Pulitzer Prize-winning playwright Lynn Nottage focuses her works around the lives and struggles of black women around the world, a rare and necessary undertaking for the global theatre community. Her play Ruined, derived from true accounts from Congolese women victimized by the war that threatened to destroy their country, has won at least ten awards since its debut in 2008, including the 2009 Pulitzer Prize for Drama. Ruined focuses on the lives of four women drawn together in a brothel, which proves their only source of protection during the civil war.

Morag Charlton, set designer for this Burning Coal Theatre Company production, offered possibly one of the most beautiful sets to fill their space in some time. Her stunning portraits of the four African women that bore witness to the story crowned the rugged bar and war-torn Congo with a beauty reflected by the women in the story. Lighting Designer Matthew Adelson enhanced Charlton’s set with detailed specials, warm colors, and often bold punctuations, setting the stage for the intricate story to be told in Ruined.

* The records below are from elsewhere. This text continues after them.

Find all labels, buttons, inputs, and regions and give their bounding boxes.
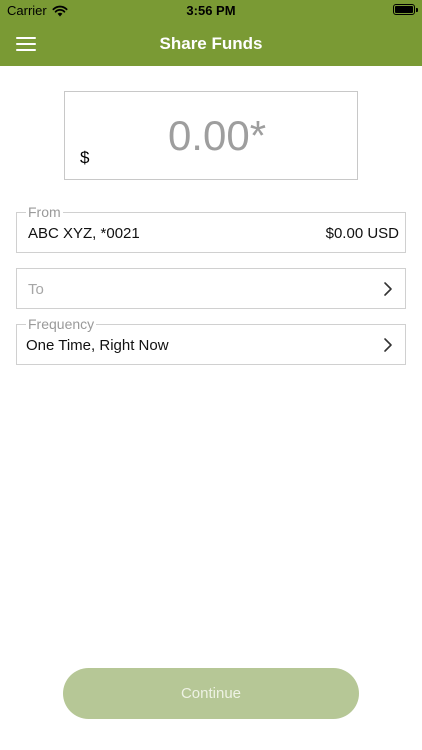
chevron-right-icon — [384, 338, 392, 352]
nav-bar: Share Funds — [0, 22, 422, 66]
from-label: From — [26, 204, 63, 220]
frequency-label: Frequency — [26, 316, 97, 332]
from-account-value: ABC XYZ, *0021 — [28, 225, 140, 242]
page-title: Share Funds — [159, 34, 263, 53]
to-placeholder: To — [28, 281, 44, 298]
frequency-field[interactable]: Frequency One Time, Right Now — [16, 316, 406, 365]
amount-input[interactable]: $ 0.00* — [64, 91, 358, 180]
amount-value: 0.00* — [167, 112, 267, 159]
continue-button[interactable]: Continue — [63, 668, 359, 719]
to-account-field[interactable]: To — [16, 268, 406, 309]
from-account-field[interactable]: From ABC XYZ, *0021 $0.00 USD — [16, 204, 406, 253]
status-time: 3:56 PM — [186, 3, 236, 18]
status-bar: Carrier 3:56 PM — [0, 0, 422, 22]
from-account-balance: $0.00 USD — [325, 225, 399, 242]
chevron-right-icon — [384, 282, 392, 296]
battery-icon — [393, 4, 418, 15]
frequency-value: One Time, Right Now — [26, 337, 169, 354]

Mama Nadi (Rozlyn Sorrell), the hardened no-nonsense owner and operator of the bar, offers the only cold beer and female company for soldiers for miles around.  Patrons must check their bullets at the bar upon entering and girls are selected to sing, dance, and sleep with any man with ready money, regardless of the side he fights for. With these rules, Mama Nadi is determined to keep military strife out of her bar and her business alive.

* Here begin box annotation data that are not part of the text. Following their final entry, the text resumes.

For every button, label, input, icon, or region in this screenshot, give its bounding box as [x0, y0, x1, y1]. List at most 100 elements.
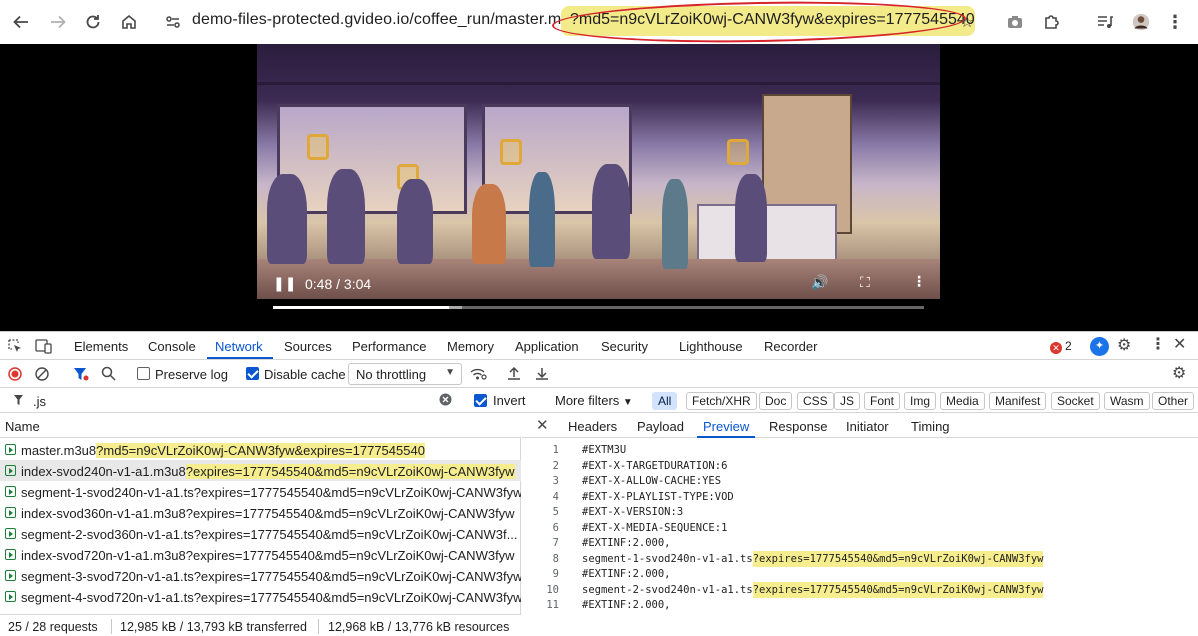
tab-initiator[interactable]: Initiator: [846, 419, 889, 434]
network-settings-icon[interactable]: ⚙: [1172, 366, 1186, 382]
inspect-element-icon[interactable]: [8, 339, 23, 357]
video-progress-bar[interactable]: [273, 306, 924, 309]
search-icon[interactable]: [101, 366, 116, 384]
ai-assistance-icon[interactable]: ✦: [1090, 337, 1109, 356]
browser-menu-icon[interactable]: ⋮: [1162, 9, 1188, 35]
filter-chip-wasm[interactable]: Wasm: [1104, 392, 1150, 410]
close-devtools-icon[interactable]: ✕: [1173, 337, 1186, 353]
export-har-icon[interactable]: [535, 366, 549, 384]
filter-chip-css[interactable]: CSS: [797, 392, 834, 410]
request-row[interactable]: segment-1-svod240n-v1-a1.ts?expires=1777…: [0, 481, 521, 502]
tab-payload[interactable]: Payload: [637, 419, 684, 434]
screenshot-icon[interactable]: [1002, 9, 1028, 35]
bookmark-star-icon[interactable]: ☆: [954, 9, 980, 35]
request-name: segment-2-svod360n-v1-a1.ts?expires=1777…: [21, 527, 518, 542]
filter-chip-fetch-xhr[interactable]: Fetch/XHR: [686, 392, 757, 410]
profile-avatar[interactable]: [1128, 9, 1154, 35]
line-number: 7: [552, 537, 559, 549]
forward-icon[interactable]: [45, 9, 71, 35]
tab-response[interactable]: Response: [769, 419, 828, 434]
volume-icon[interactable]: 🔊: [811, 274, 828, 291]
fullscreen-icon[interactable]: ⛶: [860, 274, 870, 291]
device-toolbar-icon[interactable]: [35, 339, 52, 357]
media-file-icon: [5, 465, 16, 476]
tab-lighthouse[interactable]: Lighthouse: [679, 339, 743, 354]
tab-elements[interactable]: Elements: [74, 339, 128, 354]
chevron-down-icon: ▼: [445, 367, 455, 378]
throttling-select[interactable]: No throttling ▼: [348, 363, 462, 385]
tab-performance[interactable]: Performance: [352, 339, 426, 354]
settings-gear-icon[interactable]: ⚙: [1117, 338, 1131, 354]
tab-network[interactable]: Network: [215, 339, 263, 354]
code-line: 2 #EXT-X-TARGETDURATION:6: [522, 460, 1198, 476]
line-text: #EXT-X-TARGETDURATION:6: [582, 459, 728, 472]
filter-chip-manifest[interactable]: Manifest: [989, 392, 1047, 410]
filter-chip-js[interactable]: JS: [834, 392, 861, 410]
tab-memory[interactable]: Memory: [447, 339, 494, 354]
progress-buffered: [448, 306, 462, 309]
import-har-icon[interactable]: [507, 366, 521, 384]
filter-chip-font[interactable]: Font: [864, 392, 901, 410]
video-menu-icon[interactable]: ⋮: [912, 273, 926, 290]
request-row[interactable]: master.m3u8?md5=n9cVLrZoiK0wj-CANW3fyw&e…: [0, 439, 521, 460]
pause-icon[interactable]: ❚❚: [273, 275, 296, 292]
tab-sources[interactable]: Sources: [284, 339, 332, 354]
clear-icon[interactable]: [35, 367, 49, 384]
line-text: segment-1-svod240n-v1-a1.ts?expires=1777…: [582, 550, 1044, 567]
media-file-icon: [5, 486, 16, 497]
disable-cache-checkbox[interactable]: [246, 367, 259, 380]
line-text: #EXT-X-MEDIA-SEQUENCE:1: [582, 521, 728, 534]
error-count-badge[interactable]: ✕ 2: [1050, 339, 1072, 354]
filter-chip-doc[interactable]: Doc: [759, 392, 793, 410]
line-number: 3: [552, 475, 559, 487]
request-row[interactable]: segment-4-svod720n-v1-a1.ts?expires=1777…: [0, 586, 521, 607]
record-stop-icon[interactable]: [8, 367, 22, 384]
network-conditions-icon[interactable]: [470, 367, 487, 384]
tab-recorder[interactable]: Recorder: [764, 339, 817, 354]
filter-chip-img[interactable]: Img: [904, 392, 937, 410]
filter-chip-other[interactable]: Other: [1152, 392, 1195, 410]
devtools-menu-icon[interactable]: ⋮: [1150, 337, 1166, 353]
tab-console[interactable]: Console: [148, 339, 196, 354]
person-silhouette: [267, 174, 307, 264]
preserve-log-checkbox[interactable]: [137, 367, 150, 380]
tab-timing[interactable]: Timing: [911, 419, 950, 434]
more-filters-dropdown[interactable]: More filters ▼: [555, 393, 633, 408]
clear-filter-icon[interactable]: [439, 393, 452, 409]
filter-input[interactable]: .js: [33, 394, 46, 409]
line-text: #EXT-X-PLAYLIST-TYPE:VOD: [582, 490, 734, 503]
request-name: index-svod240n-v1-a1.m3u8?expires=177754…: [21, 464, 515, 479]
filter-chip-media[interactable]: Media: [940, 392, 985, 410]
address-bar[interactable]: demo-files-protected.gvideo.io/coffee_ru…: [192, 11, 579, 29]
request-row[interactable]: index-svod360n-v1-a1.m3u8?expires=177754…: [0, 502, 521, 523]
network-status-bar: 25 / 28 requests 12,985 kB / 13,793 kB t…: [0, 614, 521, 636]
home-icon[interactable]: [116, 9, 142, 35]
filter-funnel-icon[interactable]: [73, 367, 89, 385]
request-row[interactable]: index-svod240n-v1-a1.m3u8?expires=177754…: [0, 460, 521, 481]
request-name: segment-4-svod720n-v1-a1.ts?expires=1777…: [21, 590, 521, 605]
site-settings-icon[interactable]: [160, 9, 186, 35]
request-row[interactable]: index-svod720n-v1-a1.m3u8?expires=177754…: [0, 544, 521, 565]
close-detail-icon[interactable]: ✕: [536, 418, 549, 433]
tab-security[interactable]: Security: [601, 339, 648, 354]
tab-preview[interactable]: Preview: [703, 419, 749, 434]
extensions-icon[interactable]: [1038, 9, 1064, 35]
request-detail-panel: ✕ Headers Payload Preview Response Initi…: [522, 414, 1198, 636]
media-controls-icon[interactable]: [1092, 9, 1118, 35]
filter-chip-socket[interactable]: Socket: [1051, 392, 1100, 410]
tab-headers[interactable]: Headers: [568, 419, 617, 434]
person-silhouette: [397, 179, 433, 264]
name-column-header[interactable]: Name: [0, 414, 521, 438]
filter-chip-all[interactable]: All: [652, 392, 678, 410]
request-row[interactable]: segment-2-svod360n-v1-a1.ts?expires=1777…: [0, 523, 521, 544]
line-number: 1: [552, 444, 559, 456]
request-row[interactable]: segment-3-svod720n-v1-a1.ts?expires=1777…: [0, 565, 521, 586]
code-line: 6 #EXT-X-MEDIA-SEQUENCE:1: [522, 522, 1198, 538]
back-icon[interactable]: [8, 9, 34, 35]
code-line: 1 #EXTM3U: [522, 444, 1198, 460]
invert-checkbox[interactable]: [474, 394, 487, 407]
video-frame[interactable]: [257, 44, 940, 299]
tab-application[interactable]: Application: [515, 339, 579, 354]
reload-icon[interactable]: [80, 9, 106, 35]
filter-icon: [13, 394, 24, 409]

The stories of the three women employed by Mama Nadi, Josephine (Sherida McMullan), Sophie (Reanna Roane), and Salima (Madelynn Poulson), introduce unique strength and heartbreak to their universal truth; a brothel where they sell their bodies to warmongers and their blind followers is the safer alternative to the sexual violence these women faced in their home villages.  While the playwright speaks little of Josephine’s history except that she was the abducted and abused daughter of a chief, McMullan presented a woman of spiteful strength and almost desperate hopefulness.  She seems to evolve as Mama Nadi’s second-in-command, and so abandons most convictions for the sake of the business transaction.  She speaks repeatedly of one lover, Mr. Harari (John Allore), a foreign businessman whom she broadly pronounces will take her away one day to the city. Her lack of devotion to him suggests even she holds no faith in her singular hope of escaping her reality.

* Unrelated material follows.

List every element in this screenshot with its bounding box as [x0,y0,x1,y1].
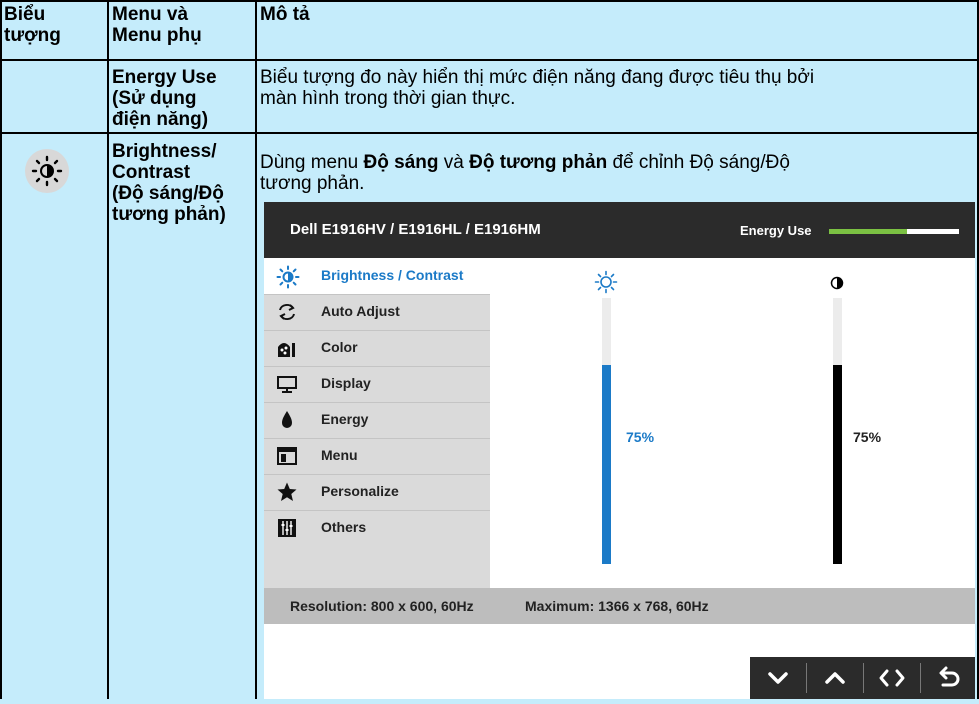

Likewise, Sophie holds fast to one dream, albeit different from Josephine’s. Sophie, who suffered permanent physical damage from being raped with a bayonet is unsuitable for sex and so considered “ruined.” Well-educated and gifted with a talent for music, Sophie may dream of escaping to the city to live independently, but instead hides away money for an operation to repair the damage to her body. Roanne’s quiet and somber performance painted a textured picture of Sophie: lovely and cunning, but rarely happy.

Salima does not speak of any ray of hope for her future. She refuses her husband when he comes to bring her home, she speaks often of her lost baby, and hers is the only past that the playwright relates in detail and entirety. Her story justifies her absence of hope and precedents the gradual decay of her will to survive. The brave young Ms. Poulson reflects the essence of Nottage’s text in this grisly recount of Salima’s suffering. The content is difficult and so removed from the troubles of a first-world country, many will simply turn away. Nottage and, in this monologue, Poulson have crafted their delivery in such a way that people must hear and see what these women have suffered with open eyes.

In this production, the pursuit of survival takes precedent over the immediate relationships onstage, making it difficult to know where to focus. Byron Jennings is compassionate and determined as Christian in his affections for Mama Nadi. Sorrell embodies Mama Nadi’s take-it-or-leave-it honesty as she resists Christian and attempts to care for the women in her care. However, the potential for an evolving love between Christian and Mama Nadi and for maternal affection between Mama Nadi and the women is sacrificed by each character’s struggle to survive. Without a central relationship to follow, audiences who are waiting to find out whom to care about may not get an answer. The story of the women victimized by a war they have no stake in is the crux of the play. Audiences should listen to Mama Nadi and Josephine in their acceptance and dogged willfulness to survive and Salima and Sophie who still cope with open wounds inflicted by civil war.

In the current political climate, where legislators light fires under the latest hot topic in a squabble for power, Burning Coal faces us with Ruined. The reality of such violence challenges audiences with a heavy dose of perspective and the focus on African women offers a diversity not often seen in the theaters of Raleigh, North Carolina.  It is an important story that Burning Coal acknowledges must be told; audiences must acknowledge it is worth being heard.